Algorithm development strategies for retrieving the downwelling longwave flux at the Earth's surface

Abstract

Algorithm development strategies for retrieving the surface downwelling longwave flux (SDLW) have been formulated on the basis of detailed studies with radiative transfer models and observational data. The model sensitivity studies were conducted with the column radiation model from the National Center for Atmospheric Research Community Climate Model Version 3 and the Moderate-Resolution Transmittance radiation model. The studies show the clear-sky SDLW can be largely determined from only two parameters: the surface upwelling longwave flux and the column precipitable water vapor.
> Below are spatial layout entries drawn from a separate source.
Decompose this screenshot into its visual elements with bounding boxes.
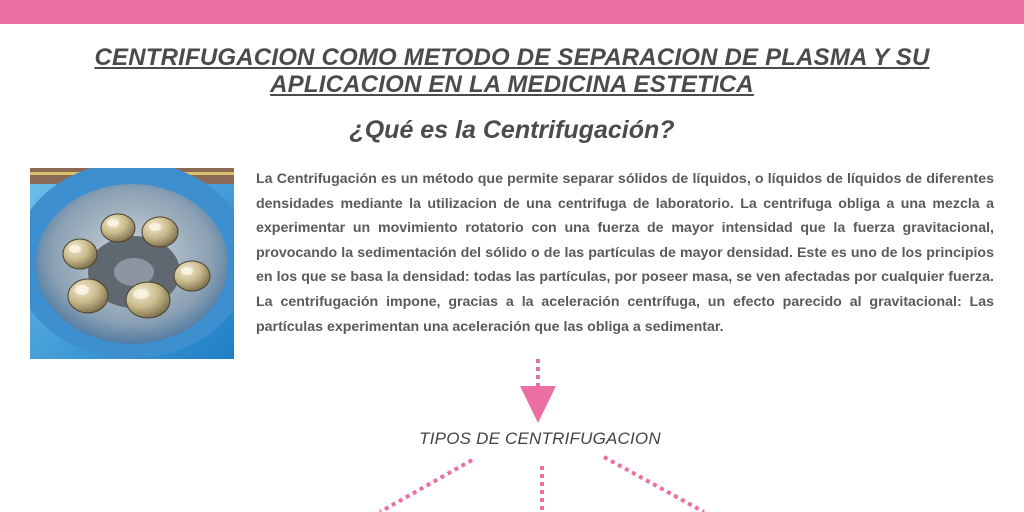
down-arrow-icon xyxy=(520,386,556,423)
types-label: TIPOS DE CENTRIFUGACION xyxy=(419,429,661,448)
title-line-1: CENTRIFUGACION COMO METODO DE SEPARACION DE PLASMA Y SU xyxy=(94,44,930,71)
title-line-2: APLICACION EN LA MEDICINA ESTETICA xyxy=(270,71,754,98)
section-subtitle: ¿Qué es la Centrifugación? xyxy=(349,116,675,144)
right-branch-line xyxy=(604,457,704,512)
left-branch-line xyxy=(380,460,472,512)
centrifugation-description: La Centrifugación es un método que permite separar sólidos de líquidos, o líquidos de líquidos de diferentes densidades mediante la utilizacion de una centrifuga de laboratorio. La centrifuga obliga a una mezcla a experimentar un movimiento rotatorio con una fuerza de mayor intensidad que la fuerza gravitacional, provocando la sedimentación del sólido o de las partículas de mayor densidad. Este es uno de los principios en los que se basa la densidad: todas las partículas, por poseer masa, se ven afectadas por cualquier fuerza. La centrifugación impone, gracias a la aceleración centrífuga, un efecto parecido al gravitacional: Las partículas experimentan una aceleración que las obliga a sedimentar. xyxy=(256,171,994,335)
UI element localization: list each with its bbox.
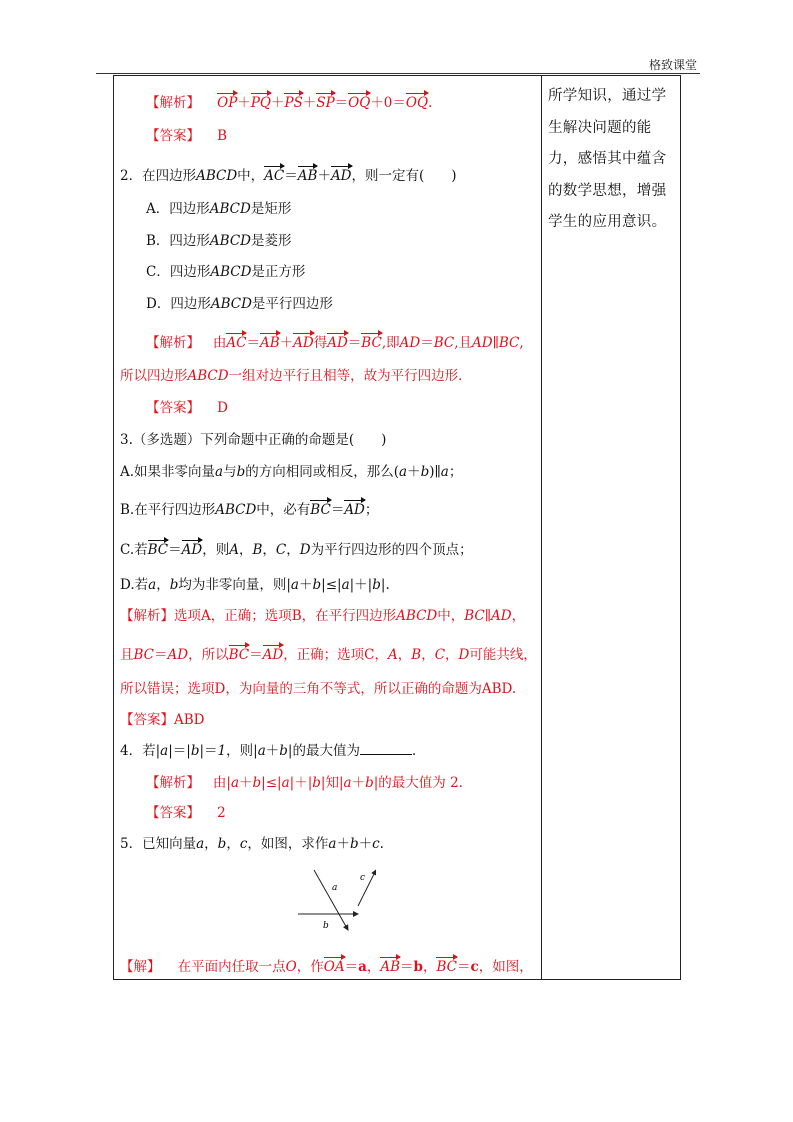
q2-analysis-2: 所以四边形ABCD一组对边平行且相等，故为平行四边形．	[120, 368, 472, 384]
q3-analysis-3: 所以错误；选项D，为向量的三角不等式，所以正确的命题为ABD.	[120, 681, 517, 697]
vector-a-label: a	[332, 883, 338, 893]
q1-analysis-expr: OP＋PQ＋PS＋SP＝OQ＋0＝OQ.	[217, 95, 433, 111]
q3-analysis-2: 且BC＝AD，所以BC＝AD，正确；选项C，A，B，C，D可能共线，	[120, 647, 537, 663]
q1-answer-line	[146, 124, 227, 144]
q2-option-d: D．四边形ABCD是平行四边形	[146, 296, 333, 312]
answer-label: 【答案】	[146, 128, 200, 144]
q3-option-a: A.如果非零向量a与b的方向相同或相反，那么(a＋b)∥a；	[120, 464, 463, 480]
vector-b-label: b	[323, 921, 329, 931]
q4-answer: 2	[217, 805, 226, 821]
q2-answer: D	[217, 400, 228, 416]
solution-label: 【解】	[120, 959, 161, 975]
header-brand: 格致课堂	[648, 58, 697, 72]
q3-stem: 3.（多选题）下列命题中正确的命题是( )	[120, 432, 387, 448]
q1-analysis	[146, 91, 432, 111]
q4-stem: 4．若|a|＝|b|＝1，则|a＋b|的最大值为 ．	[120, 743, 426, 759]
q1-answer: B	[217, 128, 228, 144]
vector-a-arrow	[314, 870, 348, 930]
q3-analysis-1: 【解析】选项A，正确；选项B，在平行四边形ABCD中，BC∥AD，	[120, 608, 526, 624]
vector-c-label: c	[360, 873, 366, 883]
q5-stem: 5．已知向量a，b，c，如图，求作a＋b＋c.	[120, 836, 384, 852]
q3-answer: 【答案】ABD	[120, 712, 205, 728]
column-divider	[541, 75, 542, 980]
q5-solution: 【解】 在平面内任取一点O，作OA＝a，AB＝b，BC＝c，如图，	[120, 959, 533, 975]
q2-option-c: C．四边形ABCD是正方形	[146, 264, 306, 280]
q3-option-d: D.若a，b均为非零向量，则|a＋b|≤|a|＋|b|.	[120, 577, 390, 593]
q2-analysis-1: 【解析】 由AC＝AB＋AD得AD＝BC,即AD＝BC,且AD∥BC,	[146, 335, 524, 351]
side-note: 所学知识，通过学生解决问题的能力，感悟其中蕴含的数学思想，增强学生的应用意识。	[548, 88, 667, 230]
q3-option-b: B.在平行四边形ABCD中，必有BC＝AD；	[120, 502, 379, 518]
analysis-label: 【解析】	[146, 95, 200, 111]
q2-option-a: A．四边形ABCD是矩形	[146, 201, 292, 217]
q4-answer-line: 【答案】 2	[146, 805, 226, 821]
header-rule	[96, 73, 700, 74]
q2-option-b: B．四边形ABCD是菱形	[146, 233, 292, 249]
answer-blank	[360, 742, 412, 755]
vector-figure	[296, 866, 376, 936]
q2-stem: 2．在四边形ABCD中，AC＝AB＋AD，则一定有( )	[120, 168, 457, 184]
q4-analysis: 【解析】 由|a＋b|≤|a|＋|b|知|a＋b|的最大值为 2.	[146, 775, 463, 791]
q3-option-c: C.若BC＝AD，则A，B，C，D为平行四边形的四个顶点；	[120, 542, 473, 558]
q2-answer-line: 【答案】 D	[146, 400, 228, 416]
Cloudy-sky sensitivity tests show that, as would be expected, cloud base height is an important factor in determining the SDLW, especially for low clouds. However, when considering broken clouds as occur in reality, there is no way of logically defining an average cloud base height. Instead, cloud liquid water path is shown to be a preferable parameter for use in an all-sky algorithm, not because it serves as a direct cloud input parameter, but rather that it serves as a useful surrogate for cloud base height. Observational data from the Atmospheric Radiation Measurements Program at the U.S. Southern Great Plains (SGP) Oklahoma Central Facility and the Tropical Western Pacific (TWP) Manus Island were used in deriving and validating an illustrative algorithm. The observations show similar relations as found in the model sensitivity tests and suggest that a single algorithm could be applicable for both clear and cloudy conditions as well as for diverse geographical locations. For example, when applied to the TWP data, an algorithm based on a regression of SGP all-sky data produces a relative bias error in SDLW of only 1.4% under all-sky conditions and -0.2% for clear skies.